Algal culture collections in the omics age

Christine N. Campbell & Maike Lorenz

Algal culture collections act as specified resource centres and international depositories for cyanobacteria and eukaryotic algae. They underpin and actively contribute to research, teaching and biotechnology with well-defined reference strains, associated data and broad expertise in isolation, identification and ex situ conservation. In this way, they are adding value to known and as yet unknown algal biodiversity, and contributing to the growth of the bioeconomy and bioscience by helping to exploit novel sources.

Today, there are around 40 public algal culture collections. Of those registered in the World Data Centre for Microorganisms (WDCM), over 15,000 culture strains from ~5000 species are available. The collections are widely dispersed across the planet but face common issues, so once in a while it’s highly beneficial for those looking after them to meet for networking, sharing of best practices, developing collaborations and promoting interaction. After successful meetings held in 1998 (USA), 2002 (Germany) and in 2008 (UK), we decided that it was time to arrange another such meeting and were able to hold a session and satellite meeting at the seventh European Phycological Congress (Zagreb, Croatia, Seventh European Phycological Congress, 2019).
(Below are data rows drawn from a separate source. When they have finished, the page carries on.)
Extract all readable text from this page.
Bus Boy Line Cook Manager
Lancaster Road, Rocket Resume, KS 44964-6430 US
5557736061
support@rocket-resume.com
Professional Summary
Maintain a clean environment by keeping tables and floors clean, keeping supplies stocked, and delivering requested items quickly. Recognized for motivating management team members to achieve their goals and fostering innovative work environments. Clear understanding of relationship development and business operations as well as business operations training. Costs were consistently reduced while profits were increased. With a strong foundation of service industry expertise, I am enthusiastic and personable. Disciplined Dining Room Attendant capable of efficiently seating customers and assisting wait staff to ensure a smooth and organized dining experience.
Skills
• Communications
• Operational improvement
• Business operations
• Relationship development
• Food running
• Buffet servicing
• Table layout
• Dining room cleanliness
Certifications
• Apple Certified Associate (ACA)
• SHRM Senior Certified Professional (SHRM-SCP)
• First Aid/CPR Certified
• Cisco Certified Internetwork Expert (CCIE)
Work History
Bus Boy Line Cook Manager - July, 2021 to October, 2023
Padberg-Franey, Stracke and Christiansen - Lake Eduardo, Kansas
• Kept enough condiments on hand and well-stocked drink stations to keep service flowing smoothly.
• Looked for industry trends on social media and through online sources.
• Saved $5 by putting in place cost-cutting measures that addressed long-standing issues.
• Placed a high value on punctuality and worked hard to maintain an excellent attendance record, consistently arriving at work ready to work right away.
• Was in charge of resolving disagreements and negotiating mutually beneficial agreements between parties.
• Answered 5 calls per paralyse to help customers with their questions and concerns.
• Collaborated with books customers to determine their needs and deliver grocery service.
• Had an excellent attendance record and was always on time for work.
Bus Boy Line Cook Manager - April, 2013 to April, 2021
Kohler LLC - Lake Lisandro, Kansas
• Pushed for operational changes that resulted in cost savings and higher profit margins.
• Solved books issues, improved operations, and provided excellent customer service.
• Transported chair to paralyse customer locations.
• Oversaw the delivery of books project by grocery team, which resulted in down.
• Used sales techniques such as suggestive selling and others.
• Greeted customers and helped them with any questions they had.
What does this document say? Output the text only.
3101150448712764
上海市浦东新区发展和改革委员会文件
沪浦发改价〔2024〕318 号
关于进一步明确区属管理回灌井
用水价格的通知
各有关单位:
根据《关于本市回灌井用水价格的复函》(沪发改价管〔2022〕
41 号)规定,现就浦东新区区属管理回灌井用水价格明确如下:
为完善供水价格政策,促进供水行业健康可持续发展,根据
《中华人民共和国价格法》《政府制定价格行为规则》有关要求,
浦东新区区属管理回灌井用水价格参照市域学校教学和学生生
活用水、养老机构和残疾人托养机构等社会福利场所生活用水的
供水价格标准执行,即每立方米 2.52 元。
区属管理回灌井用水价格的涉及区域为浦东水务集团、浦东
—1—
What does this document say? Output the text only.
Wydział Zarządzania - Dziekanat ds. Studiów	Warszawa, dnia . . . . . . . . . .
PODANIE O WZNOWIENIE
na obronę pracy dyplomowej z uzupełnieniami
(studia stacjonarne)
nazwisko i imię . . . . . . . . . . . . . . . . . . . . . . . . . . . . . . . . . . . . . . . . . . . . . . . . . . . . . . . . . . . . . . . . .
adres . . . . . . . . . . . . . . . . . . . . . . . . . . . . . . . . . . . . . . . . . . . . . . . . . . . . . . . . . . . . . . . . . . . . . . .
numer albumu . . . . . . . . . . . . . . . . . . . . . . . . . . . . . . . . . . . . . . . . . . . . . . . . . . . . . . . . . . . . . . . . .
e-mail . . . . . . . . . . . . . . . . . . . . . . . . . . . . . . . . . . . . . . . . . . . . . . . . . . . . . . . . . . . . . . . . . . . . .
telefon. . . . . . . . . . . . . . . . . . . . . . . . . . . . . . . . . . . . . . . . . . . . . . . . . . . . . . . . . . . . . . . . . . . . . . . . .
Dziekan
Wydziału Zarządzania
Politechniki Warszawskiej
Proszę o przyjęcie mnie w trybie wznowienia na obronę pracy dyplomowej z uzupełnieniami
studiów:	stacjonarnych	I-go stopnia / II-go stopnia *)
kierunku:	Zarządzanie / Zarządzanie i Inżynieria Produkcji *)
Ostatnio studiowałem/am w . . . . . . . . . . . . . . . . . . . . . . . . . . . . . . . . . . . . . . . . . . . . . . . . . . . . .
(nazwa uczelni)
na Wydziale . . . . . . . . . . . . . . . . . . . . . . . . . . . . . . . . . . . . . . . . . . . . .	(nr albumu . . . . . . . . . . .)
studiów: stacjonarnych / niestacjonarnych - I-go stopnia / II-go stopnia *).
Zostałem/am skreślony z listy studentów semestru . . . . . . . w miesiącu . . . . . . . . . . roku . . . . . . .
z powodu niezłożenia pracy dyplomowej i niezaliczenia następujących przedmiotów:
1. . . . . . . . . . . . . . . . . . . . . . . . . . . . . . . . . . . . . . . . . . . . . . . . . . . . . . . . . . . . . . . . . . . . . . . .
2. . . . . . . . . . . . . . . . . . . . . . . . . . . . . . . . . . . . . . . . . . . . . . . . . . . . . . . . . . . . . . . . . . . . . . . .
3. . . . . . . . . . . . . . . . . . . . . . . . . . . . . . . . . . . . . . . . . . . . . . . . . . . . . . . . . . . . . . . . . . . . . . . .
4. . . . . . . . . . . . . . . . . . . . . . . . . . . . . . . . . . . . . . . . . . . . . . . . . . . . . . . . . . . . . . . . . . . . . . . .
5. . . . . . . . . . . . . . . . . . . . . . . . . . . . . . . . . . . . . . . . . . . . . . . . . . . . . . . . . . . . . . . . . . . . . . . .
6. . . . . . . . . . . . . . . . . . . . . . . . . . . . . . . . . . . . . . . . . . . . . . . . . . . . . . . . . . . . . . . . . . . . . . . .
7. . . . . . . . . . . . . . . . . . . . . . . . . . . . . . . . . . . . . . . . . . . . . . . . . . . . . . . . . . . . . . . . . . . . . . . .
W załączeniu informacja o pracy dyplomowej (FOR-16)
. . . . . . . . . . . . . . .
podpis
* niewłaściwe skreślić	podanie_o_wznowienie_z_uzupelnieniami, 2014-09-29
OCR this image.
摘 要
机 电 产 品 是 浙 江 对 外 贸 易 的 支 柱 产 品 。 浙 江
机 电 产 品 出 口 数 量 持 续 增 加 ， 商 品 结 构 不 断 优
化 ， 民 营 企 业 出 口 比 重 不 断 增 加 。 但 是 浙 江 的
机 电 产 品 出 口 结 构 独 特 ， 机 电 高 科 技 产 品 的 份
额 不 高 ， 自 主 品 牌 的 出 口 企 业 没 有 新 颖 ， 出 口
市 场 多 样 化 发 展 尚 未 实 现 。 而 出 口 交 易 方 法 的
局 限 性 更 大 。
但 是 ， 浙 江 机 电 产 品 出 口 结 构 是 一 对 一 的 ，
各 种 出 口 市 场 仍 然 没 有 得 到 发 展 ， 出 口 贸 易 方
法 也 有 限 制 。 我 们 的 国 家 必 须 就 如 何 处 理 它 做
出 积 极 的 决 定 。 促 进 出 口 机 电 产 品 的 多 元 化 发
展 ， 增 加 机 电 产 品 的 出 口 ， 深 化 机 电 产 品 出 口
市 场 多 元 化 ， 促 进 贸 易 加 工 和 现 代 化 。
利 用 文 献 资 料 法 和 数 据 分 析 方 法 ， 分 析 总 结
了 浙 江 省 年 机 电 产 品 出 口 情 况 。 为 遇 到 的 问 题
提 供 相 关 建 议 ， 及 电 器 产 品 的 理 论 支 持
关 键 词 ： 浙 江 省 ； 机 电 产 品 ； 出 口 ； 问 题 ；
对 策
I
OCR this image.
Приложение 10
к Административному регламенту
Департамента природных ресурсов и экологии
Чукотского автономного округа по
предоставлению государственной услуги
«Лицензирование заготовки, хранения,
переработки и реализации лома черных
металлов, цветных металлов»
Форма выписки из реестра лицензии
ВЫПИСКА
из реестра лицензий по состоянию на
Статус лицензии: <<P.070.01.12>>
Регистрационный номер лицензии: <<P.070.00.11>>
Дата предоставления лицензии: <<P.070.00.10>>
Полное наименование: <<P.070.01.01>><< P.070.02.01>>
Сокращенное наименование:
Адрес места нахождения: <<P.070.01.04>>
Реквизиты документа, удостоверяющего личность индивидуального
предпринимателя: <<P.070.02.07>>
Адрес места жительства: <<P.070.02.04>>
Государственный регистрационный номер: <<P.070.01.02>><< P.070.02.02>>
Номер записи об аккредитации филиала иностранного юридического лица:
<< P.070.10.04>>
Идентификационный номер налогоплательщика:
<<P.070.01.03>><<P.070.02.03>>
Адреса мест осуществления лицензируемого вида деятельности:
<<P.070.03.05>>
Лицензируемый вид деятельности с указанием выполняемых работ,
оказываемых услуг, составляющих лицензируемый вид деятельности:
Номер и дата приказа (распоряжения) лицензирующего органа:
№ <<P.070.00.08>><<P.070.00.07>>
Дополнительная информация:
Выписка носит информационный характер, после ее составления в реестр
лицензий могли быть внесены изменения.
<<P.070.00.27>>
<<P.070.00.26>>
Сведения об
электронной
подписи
On 27th and 28 August 2019, curators from 28 public algal culture collections in USA, Canada, Japan, Australia, China, Malaysia, Norway, France, Belgium, Germany, Italy, Czech Republic, Poland, Algeria, Israel, Russia, Croatia, Chile and the UK got together and discussed common challenges. These included talks on: how we can sustain collections’ funding in the decades ahead; new applications, for example seaweed bio-banking, and widening the biodiversity to include entities such as aquatic viruses; maintenance and cryopreservation methods; genome sequencing projects; collections as an educational resource; the Nagoya Protocol; and Quality Assurance.

The introduction of omics technologies, the rapid expansion of molecular toolboxes for (new) model organisms and increasingly non-model organisms, and the surge in biotechnological research, inspire algal culture collections to respond to these developments and expand their activities. Today they are vital for many areas of phycological research.

The Collections maintain:

  • Reference strains for genomics research,
  • Reference strains for novel biotechnology applications,
  • Biobanks for seaweed farming,
  • Patent depositories if signed up to the Budapest Treaty,
  • Confidential deposits.

The Collection staff:

  • Provide training through courses and on a one-to-one basis,
  • Offer strain identification services,
  • Host research in preservation methods and taxonomy,
  • Provide advice on access and benefit sharing regulation (Nagoya Protocol).

Collection websites provide:

  • Strain data, images and references,
  • A wide range of data on chemical profiles,
  • Links to genetic barcodes and genome sequences,
  • Culturing and cryopreservation methods,
  • Culture media recipes.

Altogether, this enables algal culture collections to help generate solutions to societal challenges by stimulating interaction between academia and bioindustry.

We were delighted to be invited by the Managing Editors of this new Applied Phycology journal, Professors Juliet Brodie and Christine Maggs, to launch the journal with a “special edition” based on the talks at the Collection meeting.